Up to 900 jobs will be lost within the larger group but the RAC brand name will be retained.
The RAC board has recommended the bid to its shareholders. Aviva expects the takeover to be finalised by mid May. The offer gives a 27% premium over the value of RAC shares on the day before the bid was announced. Some City commentators believe the bid is over-valued and that the proposed benefits are unlikely to be realised.
Patrick Snowball, chief executive of Aviva-owned Norwich Union, said at the presentation of the bid to analysts: “Although Hyundai Cars does not have a natural fit with the rest of the business, it is very profitable so we have no plans to change.”
A spokesman for Hyundai said he had nothing more to add to Snowball’s statement.

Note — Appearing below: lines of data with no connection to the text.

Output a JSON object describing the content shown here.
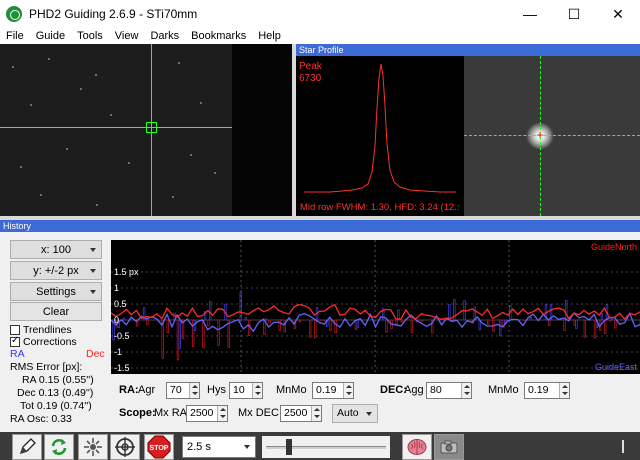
{
  "window": {
    "title": "PHD2 Guiding 2.6.9 - STi70mm",
    "controls": {
      "minimize": "—",
      "maximize": "☐",
      "close": "✕"
    }
  },
  "menu": [
    "File",
    "Guide",
    "Tools",
    "View",
    "Darks",
    "Bookmarks",
    "Help"
  ],
  "star_profile": {
    "title": "Star Profile",
    "peak_label": "Peak",
    "peak_value": "6730",
    "footer": "Mid row FWHM: 1.30, HFD: 3.24 (12.:"
  },
  "history": {
    "title": "History",
    "x_scale": "x: 100",
    "y_scale": "y: +/-2 px",
    "settings": "Settings",
    "clear": "Clear",
    "trendlines": {
      "label": "Trendlines",
      "checked": false
    },
    "corrections": {
      "label": "Corrections",
      "checked": true
    },
    "ra_label": "RA",
    "dec_label": "Dec",
    "rms_title": "RMS Error [px]:",
    "rms_ra": "RA 0.15 (0.55'')",
    "rms_dec": "Dec 0.13 (0.49'')",
    "rms_tot": "Tot 0.19 (0.74'')",
    "ra_osc": "RA Osc: 0.33",
    "y_ticks": [
      "1.5 px",
      "1",
      "0.5",
      "0",
      "-0.5",
      "-1",
      "-1.5"
    ],
    "guide_north": "GuideNorth",
    "guide_east": "GuideEast",
    "colors": {
      "ra": "#3333ff",
      "dec": "#ff2020",
      "ra_line": "#6464ff",
      "dec_line": "#ff2a2a"
    }
  },
  "params": {
    "ra_label": "RA:",
    "agr_label": "Agr",
    "agr_value": "70",
    "hys_label": "Hys",
    "hys_value": "10",
    "mnmo_label": "MnMo",
    "ra_mnmo_value": "0.19",
    "dec_label": "DEC:",
    "agg_label": "Agg",
    "agg_value": "80",
    "dec_mnmo_label": "MnMo",
    "dec_mnmo_value": "0.19",
    "scope_label": "Scope:",
    "mxra_label": "Mx RA",
    "mxra_value": "2500",
    "mxdec_label": "Mx DEC",
    "mxdec_value": "2500",
    "mode_value": "Auto"
  },
  "toolbar": {
    "exposure": "2.5 s",
    "icons": [
      "pencil-icon",
      "loop-icon",
      "auto-star-icon",
      "guide-target-icon",
      "stop-icon",
      "brain-icon",
      "camera-icon"
    ]
  }
}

Aviva, the world’s fifth largest insurance company, says the deal means it can offer UK customers a more comprehensive motoring service.
“The acquisition is particularly important to NU, bringing another important piece of the jigsaw together to create a powerful cradle-to-grave service, from learning to drive to insurance, finance and roadside assistance,” says an Aviva spokesman.
Aviva expects to achieve cost savings and revenue growth. Back-office functions will be combined and efforts to cross-sell will be stepped up. It aims to increase the number of RAC customers who buy more than one product from 13% to 50%.